Innenarchitektonischer Entwurf einer Wanderhütte in den Alpen.

Der neue Entwurf befasst sich somit zunächst einmal mit der Umstrukturierung der aktuellen Bereiche und der Zusammenfassung von Bereichen gleicher Nutzung. Er soll sich der Mentalität des Wanderns anpassen und somit eine einfache, schlichte und klare Gestaltung besitzen, die den Wanderer bei seiner Ankunft eben nicht erschlägt, sondern die Möglichkeit eröffnet, die zahlreichen Eindrücke des Tages zu verarbeiten, zur Ruhe zu kommen und sich von den Anstrengungen des Tages zu erholen. Jeglicher SchnickSchnack wurde zu Hause gelassen und der Ankommende trägt in seinem Rucksack nur noch das Nötigste bei sich. Einzig und allein das Absolvieren der nächsten Etappe zählt an diesen Tagen. Somit sollte durch die Umstrukturierung eine stressfreie Umgebung geschaffen werden, die leicht zu erfassen ist und ebenfalls auf das Nötigste reduziert wurde. Räume, Wege und Bereich wurden klarer gegliedert und thematisch zusammengefasst.

Das Erdgeschoss dient im neuen Entwurf nur noch der Ankunft und dem Aufenthalt. Der Empfangsbereich wurde räumlich geöffnet und gibt dem Gast die Möglichkeit sich zunächst zu orientieren. An den Empfang anschließend gibt es zur Rechten eine Stube, die der Verpflegung dient, und zur Linken ist ein Loungebereich entstanden, der die Kontaktaufnahme der Übernachtungsgäste fördert.

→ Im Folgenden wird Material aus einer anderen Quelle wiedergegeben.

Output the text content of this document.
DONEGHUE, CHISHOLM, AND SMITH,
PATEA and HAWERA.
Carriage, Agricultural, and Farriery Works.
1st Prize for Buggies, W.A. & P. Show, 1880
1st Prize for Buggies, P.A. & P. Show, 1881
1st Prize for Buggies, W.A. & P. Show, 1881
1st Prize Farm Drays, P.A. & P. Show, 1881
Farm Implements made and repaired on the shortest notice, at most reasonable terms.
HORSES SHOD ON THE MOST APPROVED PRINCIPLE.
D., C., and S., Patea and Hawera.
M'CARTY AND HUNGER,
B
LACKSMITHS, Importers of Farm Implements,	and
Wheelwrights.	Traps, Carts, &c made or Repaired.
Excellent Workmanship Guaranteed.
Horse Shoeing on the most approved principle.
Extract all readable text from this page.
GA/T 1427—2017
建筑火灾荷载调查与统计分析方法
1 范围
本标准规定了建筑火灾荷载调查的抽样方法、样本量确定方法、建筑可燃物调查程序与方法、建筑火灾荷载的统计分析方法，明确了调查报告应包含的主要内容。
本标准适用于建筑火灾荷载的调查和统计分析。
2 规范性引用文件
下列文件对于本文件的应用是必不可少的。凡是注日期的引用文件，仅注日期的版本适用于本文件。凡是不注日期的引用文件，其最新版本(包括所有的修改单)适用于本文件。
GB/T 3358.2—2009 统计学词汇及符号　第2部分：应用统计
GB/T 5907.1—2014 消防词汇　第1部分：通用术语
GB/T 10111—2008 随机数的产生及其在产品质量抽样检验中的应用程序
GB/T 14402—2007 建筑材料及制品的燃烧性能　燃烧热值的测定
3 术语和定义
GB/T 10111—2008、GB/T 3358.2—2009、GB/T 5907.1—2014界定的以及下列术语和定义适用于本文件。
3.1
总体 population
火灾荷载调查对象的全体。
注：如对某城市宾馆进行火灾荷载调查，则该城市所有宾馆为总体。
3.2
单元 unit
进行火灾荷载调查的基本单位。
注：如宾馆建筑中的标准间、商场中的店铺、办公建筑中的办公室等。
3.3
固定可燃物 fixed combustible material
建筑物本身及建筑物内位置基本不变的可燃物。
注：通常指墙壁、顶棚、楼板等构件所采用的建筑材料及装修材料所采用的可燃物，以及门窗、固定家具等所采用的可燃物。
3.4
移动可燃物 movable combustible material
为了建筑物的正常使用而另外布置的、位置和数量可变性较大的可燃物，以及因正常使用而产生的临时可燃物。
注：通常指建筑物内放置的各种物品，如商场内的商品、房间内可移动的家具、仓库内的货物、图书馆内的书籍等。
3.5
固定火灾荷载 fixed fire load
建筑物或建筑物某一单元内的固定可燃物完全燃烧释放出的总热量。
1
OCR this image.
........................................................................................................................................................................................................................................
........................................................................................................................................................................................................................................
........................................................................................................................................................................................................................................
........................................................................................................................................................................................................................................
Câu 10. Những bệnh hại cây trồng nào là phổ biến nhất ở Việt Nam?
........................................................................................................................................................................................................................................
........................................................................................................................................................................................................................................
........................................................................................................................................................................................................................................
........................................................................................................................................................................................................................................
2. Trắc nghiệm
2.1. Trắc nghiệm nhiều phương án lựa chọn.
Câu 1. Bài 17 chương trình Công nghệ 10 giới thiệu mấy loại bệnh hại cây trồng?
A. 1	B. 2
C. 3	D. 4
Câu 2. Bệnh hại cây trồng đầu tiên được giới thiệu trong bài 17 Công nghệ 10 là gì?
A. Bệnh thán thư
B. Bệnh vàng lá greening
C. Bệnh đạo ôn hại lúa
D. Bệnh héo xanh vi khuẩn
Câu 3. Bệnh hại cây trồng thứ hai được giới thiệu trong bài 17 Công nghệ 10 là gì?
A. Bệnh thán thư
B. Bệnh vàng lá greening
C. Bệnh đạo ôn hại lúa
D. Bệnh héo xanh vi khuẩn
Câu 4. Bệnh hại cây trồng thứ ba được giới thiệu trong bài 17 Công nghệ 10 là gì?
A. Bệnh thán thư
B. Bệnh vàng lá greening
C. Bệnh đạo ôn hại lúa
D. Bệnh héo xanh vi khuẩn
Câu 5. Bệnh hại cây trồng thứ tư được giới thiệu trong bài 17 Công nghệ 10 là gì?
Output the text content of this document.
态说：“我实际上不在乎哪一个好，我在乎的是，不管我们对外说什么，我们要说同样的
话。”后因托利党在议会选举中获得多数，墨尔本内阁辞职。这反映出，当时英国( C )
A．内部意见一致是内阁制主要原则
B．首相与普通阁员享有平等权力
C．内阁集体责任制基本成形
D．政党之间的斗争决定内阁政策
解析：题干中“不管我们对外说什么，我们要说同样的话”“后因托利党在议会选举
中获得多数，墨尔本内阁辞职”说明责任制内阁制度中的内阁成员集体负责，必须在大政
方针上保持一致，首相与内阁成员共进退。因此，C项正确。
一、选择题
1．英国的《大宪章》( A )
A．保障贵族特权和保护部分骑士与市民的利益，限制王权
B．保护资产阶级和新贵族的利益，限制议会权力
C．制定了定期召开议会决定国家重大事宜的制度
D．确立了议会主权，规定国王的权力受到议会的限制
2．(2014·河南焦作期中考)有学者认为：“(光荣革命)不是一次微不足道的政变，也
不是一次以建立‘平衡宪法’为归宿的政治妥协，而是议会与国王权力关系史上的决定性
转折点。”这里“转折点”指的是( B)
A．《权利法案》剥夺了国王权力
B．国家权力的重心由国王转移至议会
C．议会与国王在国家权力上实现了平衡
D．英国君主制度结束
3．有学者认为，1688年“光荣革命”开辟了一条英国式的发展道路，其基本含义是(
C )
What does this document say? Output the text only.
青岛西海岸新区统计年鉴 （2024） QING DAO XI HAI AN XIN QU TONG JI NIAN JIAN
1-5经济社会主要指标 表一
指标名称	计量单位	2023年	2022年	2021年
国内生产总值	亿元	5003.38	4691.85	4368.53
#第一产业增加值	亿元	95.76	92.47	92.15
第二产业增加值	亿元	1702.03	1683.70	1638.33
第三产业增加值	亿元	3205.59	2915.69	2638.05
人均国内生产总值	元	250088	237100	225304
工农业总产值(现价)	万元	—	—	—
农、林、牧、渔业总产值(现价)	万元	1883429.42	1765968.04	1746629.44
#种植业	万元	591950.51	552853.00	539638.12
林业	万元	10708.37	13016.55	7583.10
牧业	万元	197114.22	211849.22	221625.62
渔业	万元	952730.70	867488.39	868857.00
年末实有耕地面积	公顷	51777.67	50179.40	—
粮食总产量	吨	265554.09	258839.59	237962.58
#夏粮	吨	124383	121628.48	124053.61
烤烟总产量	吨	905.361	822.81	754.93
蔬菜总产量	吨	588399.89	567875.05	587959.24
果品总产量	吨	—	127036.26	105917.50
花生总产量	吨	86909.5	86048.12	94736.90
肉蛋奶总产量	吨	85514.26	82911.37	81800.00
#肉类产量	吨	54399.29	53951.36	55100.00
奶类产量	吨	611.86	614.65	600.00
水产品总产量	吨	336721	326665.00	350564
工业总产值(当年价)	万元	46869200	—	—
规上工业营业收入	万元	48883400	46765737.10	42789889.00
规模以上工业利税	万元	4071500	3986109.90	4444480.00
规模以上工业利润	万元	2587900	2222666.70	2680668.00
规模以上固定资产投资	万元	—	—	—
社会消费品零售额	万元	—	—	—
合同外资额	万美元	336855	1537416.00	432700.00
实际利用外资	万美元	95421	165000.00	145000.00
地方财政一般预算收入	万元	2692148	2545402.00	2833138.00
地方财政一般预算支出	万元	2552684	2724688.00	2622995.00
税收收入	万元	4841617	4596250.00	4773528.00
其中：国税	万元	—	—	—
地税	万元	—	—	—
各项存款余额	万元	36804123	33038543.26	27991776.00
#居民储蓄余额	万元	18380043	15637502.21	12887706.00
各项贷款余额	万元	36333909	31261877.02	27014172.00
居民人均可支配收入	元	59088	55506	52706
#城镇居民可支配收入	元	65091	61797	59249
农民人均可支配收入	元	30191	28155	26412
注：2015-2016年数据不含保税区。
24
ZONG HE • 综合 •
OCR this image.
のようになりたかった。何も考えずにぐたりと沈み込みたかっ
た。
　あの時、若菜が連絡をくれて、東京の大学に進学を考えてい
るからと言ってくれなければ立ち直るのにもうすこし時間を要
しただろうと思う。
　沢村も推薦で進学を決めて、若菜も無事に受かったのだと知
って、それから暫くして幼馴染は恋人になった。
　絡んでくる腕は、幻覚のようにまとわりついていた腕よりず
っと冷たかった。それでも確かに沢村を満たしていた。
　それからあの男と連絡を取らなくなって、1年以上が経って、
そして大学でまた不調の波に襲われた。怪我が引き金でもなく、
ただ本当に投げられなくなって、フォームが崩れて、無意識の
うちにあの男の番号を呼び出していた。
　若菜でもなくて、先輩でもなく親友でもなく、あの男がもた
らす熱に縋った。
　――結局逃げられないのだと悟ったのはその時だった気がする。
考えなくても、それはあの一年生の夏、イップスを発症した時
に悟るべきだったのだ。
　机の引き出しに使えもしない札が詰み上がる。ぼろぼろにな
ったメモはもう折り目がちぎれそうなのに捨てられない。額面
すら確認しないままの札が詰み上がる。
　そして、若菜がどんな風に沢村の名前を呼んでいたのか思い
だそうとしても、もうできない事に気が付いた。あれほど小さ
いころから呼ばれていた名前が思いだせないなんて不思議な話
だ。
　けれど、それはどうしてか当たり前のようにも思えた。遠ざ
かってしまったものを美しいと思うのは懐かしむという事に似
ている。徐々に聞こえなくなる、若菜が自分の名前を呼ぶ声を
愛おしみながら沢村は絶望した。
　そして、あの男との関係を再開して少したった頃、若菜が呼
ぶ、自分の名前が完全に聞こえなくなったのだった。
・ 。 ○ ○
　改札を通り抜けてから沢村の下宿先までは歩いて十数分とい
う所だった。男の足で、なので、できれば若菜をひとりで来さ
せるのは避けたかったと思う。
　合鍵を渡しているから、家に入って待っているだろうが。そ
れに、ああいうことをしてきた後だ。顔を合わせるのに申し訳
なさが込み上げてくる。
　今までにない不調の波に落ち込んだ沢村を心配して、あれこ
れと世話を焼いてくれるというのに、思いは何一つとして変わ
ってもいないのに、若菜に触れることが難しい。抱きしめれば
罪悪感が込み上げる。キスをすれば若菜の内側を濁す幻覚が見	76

Die Schlafbereiche wurden komplett in die oberen Etagen verlegt und erhalten somit mehr Privatsphäre. Auch hier fand eine klarere Strukturierung und deutlichere Aufteilung statt. Es wurden zwei Übernachtungstypen entwickelt. Zum einen gibt es den Zimmertypus, der etwas mehr Komfort und Intimität bietet, und zum anderen gibt es das Matratzenlager, welches eine möglichst viele Schlafplätze unterbringen möchte, mit möglichst viel Intimität.

Im Dachgeschoss wird ebenfalls ein weiteres kleineres Matratzenlager mit derselben Struktur eingeplant. Außerdem befinden sich die Schlafbereiche des Personals in diesem Geschoss und die Pächterwohnung wird hier mit eingeplant. Somit sind die Schlafbereiche vom Personal und von den Gästen voneinander getrennt und vermischen sich nicht länger.